Jude: It is true that passion and creativity don’t guarantee making a living. And it is also true that a combination of creativity, passion and some sound business skills can make a living in a way that fits with our values and ethics. There are plenty of examples around. Creativity and passion do not need to be synonymous with being a struggling artist starving in a garret! I think the challenge is to let go of the attachment to struggle and its link to worth. One of the key skills in being self-employed (as well as being kind to ourselves!) is to shift our focus from ‘Why we can’t…’ to ‘How we can…’. If we do want to provide our services for nothing, we can find a way to earn the income we need through other channels. However, we can only do this if we are willing to allow in the idea that it is okay to have earning a living as an objective.

We need to be open to learning, from business, how we can bring in an income without letting go of our creativity, and dare I say it, our freedom.

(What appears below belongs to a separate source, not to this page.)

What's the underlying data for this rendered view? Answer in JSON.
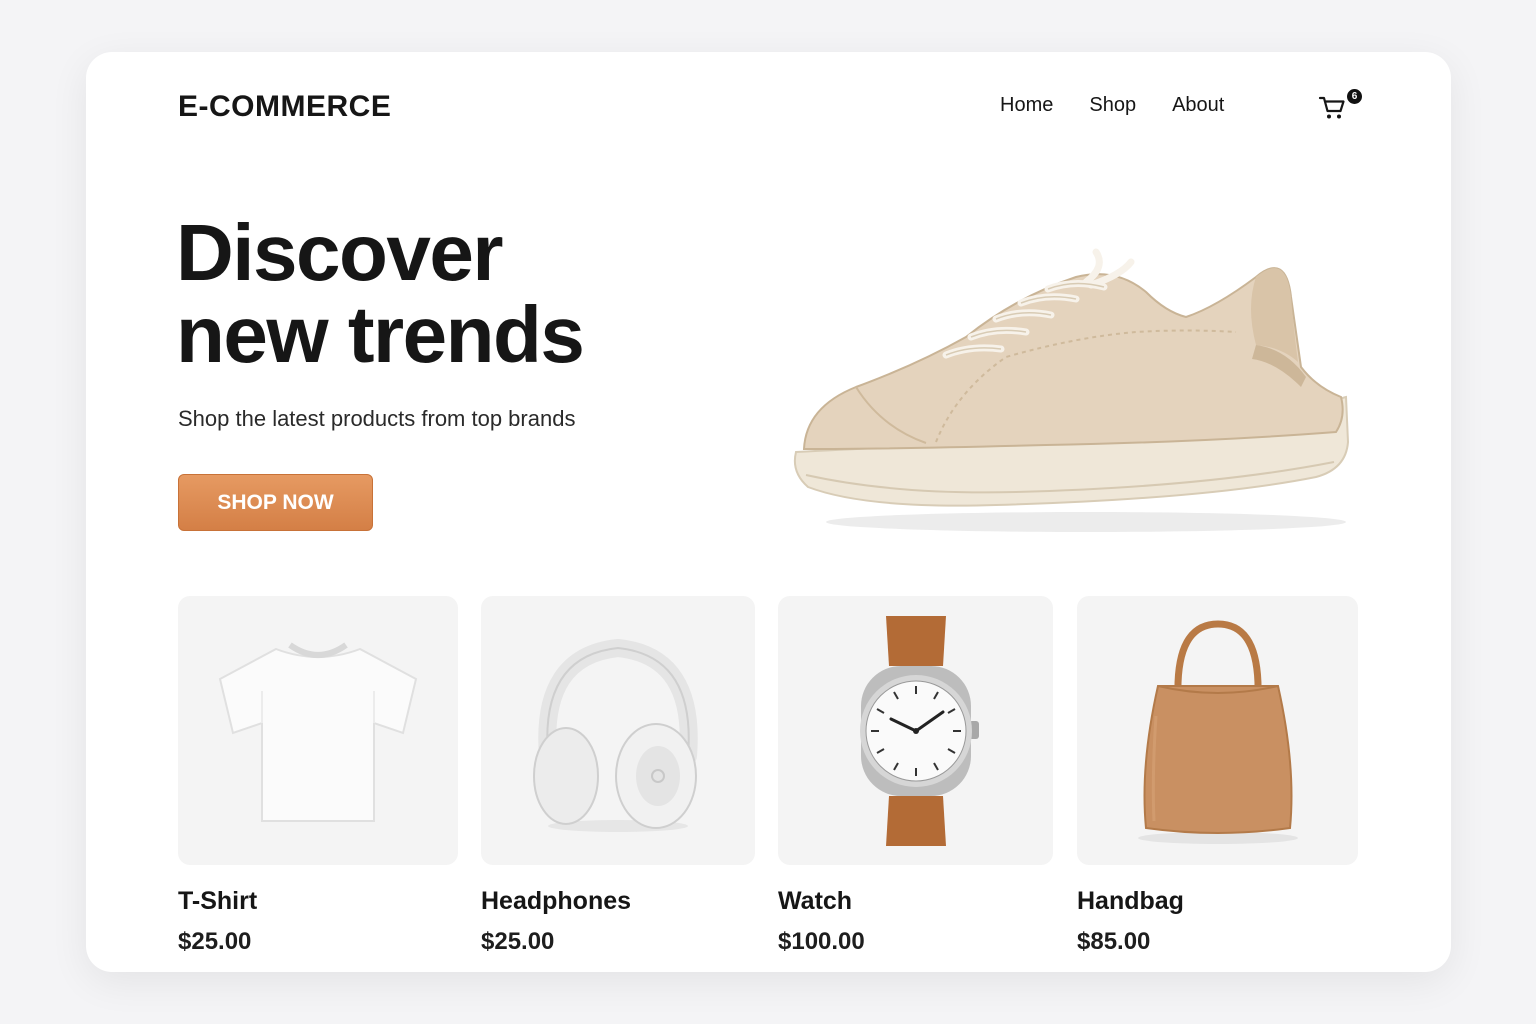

The journey to this openness is internal work and asks of us that we meet the places within ourselves where we are conflicted about money. We have all ingested over our lifetimes a bewildering collection of values and beliefs which may or may not be serving us. These are often contradictory, and unless we have taken them out for an airing, they are outside our awareness. They have the depth and momentum of an oath and will come loudly into our experience when we attempt to act in a way that might be contrary to them.

To take just one small example from my own Catholic upbringing: in the Bible, there are many messages about money, including, ‘Blessed are the poor’. I absorbed this to mean that offering my services to someone who has no money is more virtuous and worthy than working for somebody who can pay me. But my having less does not mean that others will necessarily have more. An alternative and more supportive way of looking at it might be that, if I offer my services mostly to those who can afford to pay me, I can then pass on some of my prosperity to those who have less. However, until I bring into awareness the underlying message and its meaning for me, I have no hope of changing my reactions.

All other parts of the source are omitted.